Beyond single-letter errors, double-strand breaks can occasionally trigger larger problems: big deletions of DNA segments, rearrangements of chromosomal material, or pieces of one chromosome fusing with another. These events are harder to detect than small off-target cuts and remain an active area of concern. The newer editing approaches (base editing and prime editing) were developed in part to avoid these risks by eliminating the need for a full double-strand break.
Somatic vs. Germline Changes
Every gene therapy currently approved targets somatic cells, the ordinary cells of your body. Changes to somatic cells affect only the treated person and cannot be passed to children.
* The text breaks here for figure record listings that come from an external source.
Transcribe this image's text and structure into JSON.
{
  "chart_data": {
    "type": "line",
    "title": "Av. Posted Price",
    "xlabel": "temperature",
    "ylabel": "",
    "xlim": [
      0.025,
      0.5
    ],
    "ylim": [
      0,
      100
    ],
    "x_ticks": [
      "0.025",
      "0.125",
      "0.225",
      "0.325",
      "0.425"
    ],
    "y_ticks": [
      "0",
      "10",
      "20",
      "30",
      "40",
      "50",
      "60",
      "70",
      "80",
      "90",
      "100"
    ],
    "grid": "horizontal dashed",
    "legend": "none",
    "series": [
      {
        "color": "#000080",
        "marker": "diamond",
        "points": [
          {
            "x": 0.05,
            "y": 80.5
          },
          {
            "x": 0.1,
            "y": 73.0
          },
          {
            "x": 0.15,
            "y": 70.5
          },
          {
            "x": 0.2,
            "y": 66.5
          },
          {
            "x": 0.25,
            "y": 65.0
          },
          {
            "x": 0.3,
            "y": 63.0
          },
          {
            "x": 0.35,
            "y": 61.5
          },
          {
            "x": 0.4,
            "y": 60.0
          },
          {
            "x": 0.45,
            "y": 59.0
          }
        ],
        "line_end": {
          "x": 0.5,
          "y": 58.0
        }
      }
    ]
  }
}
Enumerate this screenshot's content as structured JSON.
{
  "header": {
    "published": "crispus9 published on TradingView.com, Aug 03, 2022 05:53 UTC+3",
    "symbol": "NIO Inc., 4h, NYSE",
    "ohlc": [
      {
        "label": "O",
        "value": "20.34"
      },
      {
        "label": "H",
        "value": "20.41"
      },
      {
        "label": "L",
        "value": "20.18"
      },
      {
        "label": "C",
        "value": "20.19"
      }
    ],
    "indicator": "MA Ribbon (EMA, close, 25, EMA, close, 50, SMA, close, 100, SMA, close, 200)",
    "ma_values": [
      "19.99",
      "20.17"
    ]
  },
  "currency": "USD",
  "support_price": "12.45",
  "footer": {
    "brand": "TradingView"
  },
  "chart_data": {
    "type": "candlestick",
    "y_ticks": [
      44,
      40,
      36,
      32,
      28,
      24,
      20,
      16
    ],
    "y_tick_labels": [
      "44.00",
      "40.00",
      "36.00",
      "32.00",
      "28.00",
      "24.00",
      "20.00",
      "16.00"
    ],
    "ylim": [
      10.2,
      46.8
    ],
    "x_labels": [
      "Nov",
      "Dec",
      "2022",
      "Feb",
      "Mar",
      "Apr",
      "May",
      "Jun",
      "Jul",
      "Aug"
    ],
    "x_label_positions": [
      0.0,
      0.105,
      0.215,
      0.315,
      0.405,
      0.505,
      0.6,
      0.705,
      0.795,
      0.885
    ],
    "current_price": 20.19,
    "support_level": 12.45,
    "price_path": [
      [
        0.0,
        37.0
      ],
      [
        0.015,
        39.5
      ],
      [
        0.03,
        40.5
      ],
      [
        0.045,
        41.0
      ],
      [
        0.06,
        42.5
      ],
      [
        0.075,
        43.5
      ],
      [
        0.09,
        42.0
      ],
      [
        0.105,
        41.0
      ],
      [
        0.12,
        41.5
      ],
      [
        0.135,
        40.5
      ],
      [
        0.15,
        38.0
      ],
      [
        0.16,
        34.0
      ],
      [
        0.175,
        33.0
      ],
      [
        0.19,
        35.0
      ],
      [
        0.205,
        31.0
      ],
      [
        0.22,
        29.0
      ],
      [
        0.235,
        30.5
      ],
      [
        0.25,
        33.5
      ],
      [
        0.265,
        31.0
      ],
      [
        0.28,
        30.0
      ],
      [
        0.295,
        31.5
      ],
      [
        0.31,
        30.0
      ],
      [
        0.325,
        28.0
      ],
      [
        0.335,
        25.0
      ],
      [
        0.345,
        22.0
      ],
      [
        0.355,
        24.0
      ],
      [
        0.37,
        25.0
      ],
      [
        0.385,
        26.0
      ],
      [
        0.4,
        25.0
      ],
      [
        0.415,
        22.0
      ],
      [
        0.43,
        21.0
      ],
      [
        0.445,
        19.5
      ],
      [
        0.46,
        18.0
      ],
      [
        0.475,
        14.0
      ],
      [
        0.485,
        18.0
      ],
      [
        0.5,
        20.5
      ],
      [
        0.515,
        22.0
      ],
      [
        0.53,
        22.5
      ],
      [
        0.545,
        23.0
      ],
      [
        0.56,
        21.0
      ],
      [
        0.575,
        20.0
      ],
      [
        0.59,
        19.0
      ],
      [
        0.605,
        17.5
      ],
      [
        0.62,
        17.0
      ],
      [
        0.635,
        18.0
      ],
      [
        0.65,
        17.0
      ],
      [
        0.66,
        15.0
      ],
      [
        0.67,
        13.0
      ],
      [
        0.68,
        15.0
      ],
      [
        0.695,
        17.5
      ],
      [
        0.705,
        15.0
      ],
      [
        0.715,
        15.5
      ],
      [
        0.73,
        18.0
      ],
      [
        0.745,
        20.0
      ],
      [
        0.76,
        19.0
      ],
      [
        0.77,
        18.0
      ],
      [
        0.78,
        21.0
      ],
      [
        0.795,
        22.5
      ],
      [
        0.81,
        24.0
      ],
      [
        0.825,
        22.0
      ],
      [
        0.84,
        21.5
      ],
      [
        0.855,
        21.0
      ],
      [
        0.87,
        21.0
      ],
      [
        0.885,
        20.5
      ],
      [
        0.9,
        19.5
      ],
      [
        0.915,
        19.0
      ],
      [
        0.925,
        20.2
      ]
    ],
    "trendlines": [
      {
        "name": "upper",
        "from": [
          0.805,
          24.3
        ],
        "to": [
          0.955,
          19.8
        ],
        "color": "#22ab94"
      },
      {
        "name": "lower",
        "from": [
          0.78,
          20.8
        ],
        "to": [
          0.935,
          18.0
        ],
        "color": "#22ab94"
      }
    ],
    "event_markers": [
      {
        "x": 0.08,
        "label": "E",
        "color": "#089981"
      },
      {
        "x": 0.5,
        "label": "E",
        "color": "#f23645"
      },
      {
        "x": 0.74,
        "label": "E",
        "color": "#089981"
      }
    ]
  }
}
Germline editing, which would modify eggs, sperm, or embryos, is a fundamentally different proposition because those changes would be inherited by every future generation. Germline editing in humans remains largely off-limits in most countries due to ethical concerns and scientific uncertainty about long-term consequences.
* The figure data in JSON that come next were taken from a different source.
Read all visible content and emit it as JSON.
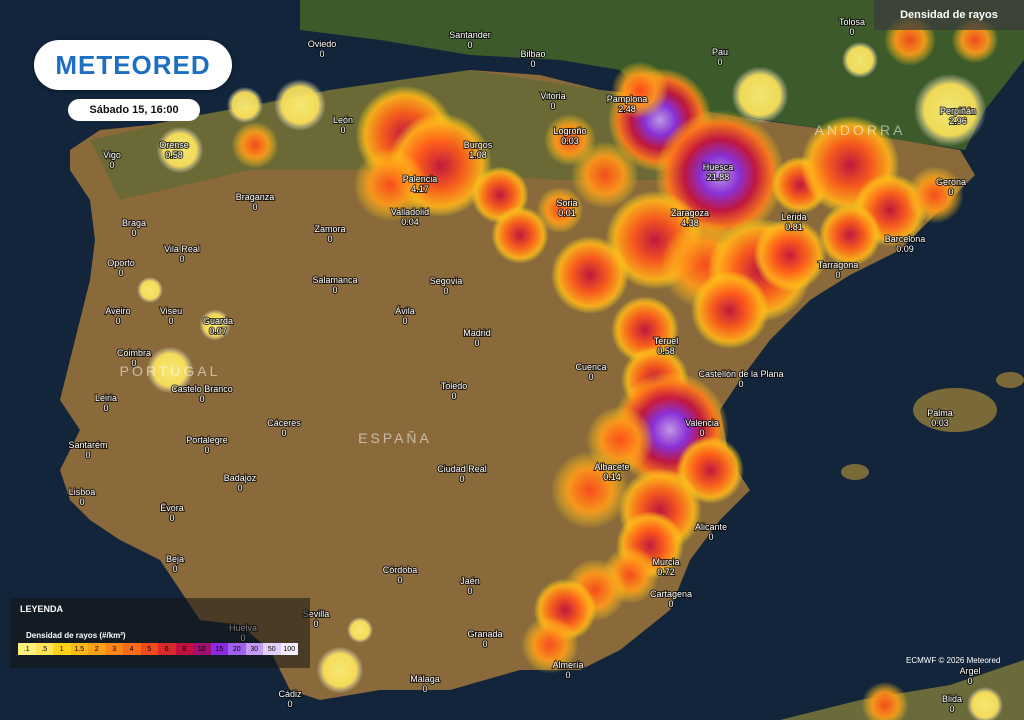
{
  "header": {
    "logo": "METEORED",
    "date": "Sábado 15, 16:00",
    "layer": "Densidad de rayos"
  },
  "map": {
    "countries": [
      "PORTUGAL",
      "ESPAÑA",
      "ANDORRA"
    ],
    "cities": [
      {
        "name": "Tolosa",
        "value": 0
      },
      {
        "name": "Santander",
        "value": 0
      },
      {
        "name": "Oviedo",
        "value": 0
      },
      {
        "name": "Bilbao",
        "value": 0
      },
      {
        "name": "Pau",
        "value": 0
      },
      {
        "name": "Vitoria",
        "value": 0
      },
      {
        "name": "Pamplona",
        "value": 2.48
      },
      {
        "name": "León",
        "value": 0
      },
      {
        "name": "Perpiñán",
        "value": 2.96
      },
      {
        "name": "Logroño",
        "value": 0.03
      },
      {
        "name": "Orense",
        "value": 0.58
      },
      {
        "name": "Burgos",
        "value": 1.08
      },
      {
        "name": "Vigo",
        "value": 0
      },
      {
        "name": "Huesca",
        "value": 21.88
      },
      {
        "name": "Palencia",
        "value": 4.17
      },
      {
        "name": "Gerona",
        "value": 0
      },
      {
        "name": "Braganza",
        "value": 0
      },
      {
        "name": "Soria",
        "value": 0.01
      },
      {
        "name": "Valladolid",
        "value": 0.04
      },
      {
        "name": "Zaragoza",
        "value": 4.38
      },
      {
        "name": "Lérida",
        "value": 0.81
      },
      {
        "name": "Braga",
        "value": 0
      },
      {
        "name": "Zamora",
        "value": 0
      },
      {
        "name": "Barcelona",
        "value": 0.09
      },
      {
        "name": "Vila Real",
        "value": 0
      },
      {
        "name": "Oporto",
        "value": 0
      },
      {
        "name": "Tarragona",
        "value": 0
      },
      {
        "name": "Salamanca",
        "value": 0
      },
      {
        "name": "Segovia",
        "value": 0
      },
      {
        "name": "Aveiro",
        "value": 0
      },
      {
        "name": "Viseu",
        "value": 0
      },
      {
        "name": "Ávila",
        "value": 0
      },
      {
        "name": "Guarda",
        "value": 0.07
      },
      {
        "name": "Madrid",
        "value": 0
      },
      {
        "name": "Teruel",
        "value": 0.58
      },
      {
        "name": "Coimbra",
        "value": 0
      },
      {
        "name": "Cuenca",
        "value": 0
      },
      {
        "name": "Castellón de la Plana",
        "value": 0
      },
      {
        "name": "Castelo Branco",
        "value": 0
      },
      {
        "name": "Toledo",
        "value": 0
      },
      {
        "name": "Leiria",
        "value": 0
      },
      {
        "name": "Palma",
        "value": 0.03
      },
      {
        "name": "Cáceres",
        "value": 0
      },
      {
        "name": "Valencia",
        "value": 0
      },
      {
        "name": "Santarém",
        "value": 0
      },
      {
        "name": "Portalegre",
        "value": 0
      },
      {
        "name": "Ciudad Real",
        "value": 0
      },
      {
        "name": "Albacete",
        "value": 0.14
      },
      {
        "name": "Badajoz",
        "value": 0
      },
      {
        "name": "Lisboa",
        "value": 0
      },
      {
        "name": "Évora",
        "value": 0
      },
      {
        "name": "Alicante",
        "value": 0
      },
      {
        "name": "Beja",
        "value": 0
      },
      {
        "name": "Murcia",
        "value": 0.72
      },
      {
        "name": "Córdoba",
        "value": 0
      },
      {
        "name": "Jaén",
        "value": 0
      },
      {
        "name": "Cartagena",
        "value": 0
      },
      {
        "name": "Sevilla",
        "value": 0
      },
      {
        "name": "Huelva",
        "value": 0
      },
      {
        "name": "Granada",
        "value": 0
      },
      {
        "name": "Almería",
        "value": 0
      },
      {
        "name": "Málaga",
        "value": 0
      },
      {
        "name": "Argel",
        "value": 0
      },
      {
        "name": "Cádiz",
        "value": 0
      },
      {
        "name": "Blida",
        "value": 0
      }
    ]
  },
  "legend": {
    "title": "LEYENDA",
    "subtitle": "Densidad de rayos (#/km²)",
    "labels": [
      ".1",
      ".5",
      "1",
      "1.5",
      "2",
      "3",
      "4",
      "5",
      "6",
      "8",
      "10",
      "15",
      "20",
      "30",
      "50",
      "100"
    ]
  },
  "footer": {
    "credits": "ECMWF © 2026 Meteored"
  }
}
The Cost of Changing Genes
Gene therapies are among the most expensive medical treatments ever developed. The priciest therapy on the U.S. market, Lenmeldy (for a rare neurological disorder), costs $4.25 million per dose. Several others exceed $3 million, including Hemgenix for hemophilia B at $3.5 million, Elevidys for Duchenne muscular dystrophy at $3.2 million, and Lyfgenia for sickle cell disease at $3.1 million. Zolgensma, a gene therapy for spinal muscular atrophy in young children, costs $2.32 million.
These prices reflect the complexity of manufacturing a personalized biological product, often from a patient’s own cells, and the small number of patients eligible for each therapy. Many insurers do cover these treatments, sometimes through installment-based payment models, because a one-time gene therapy can replace decades of ongoing treatment costs. Still, access remains uneven, particularly outside wealthy countries.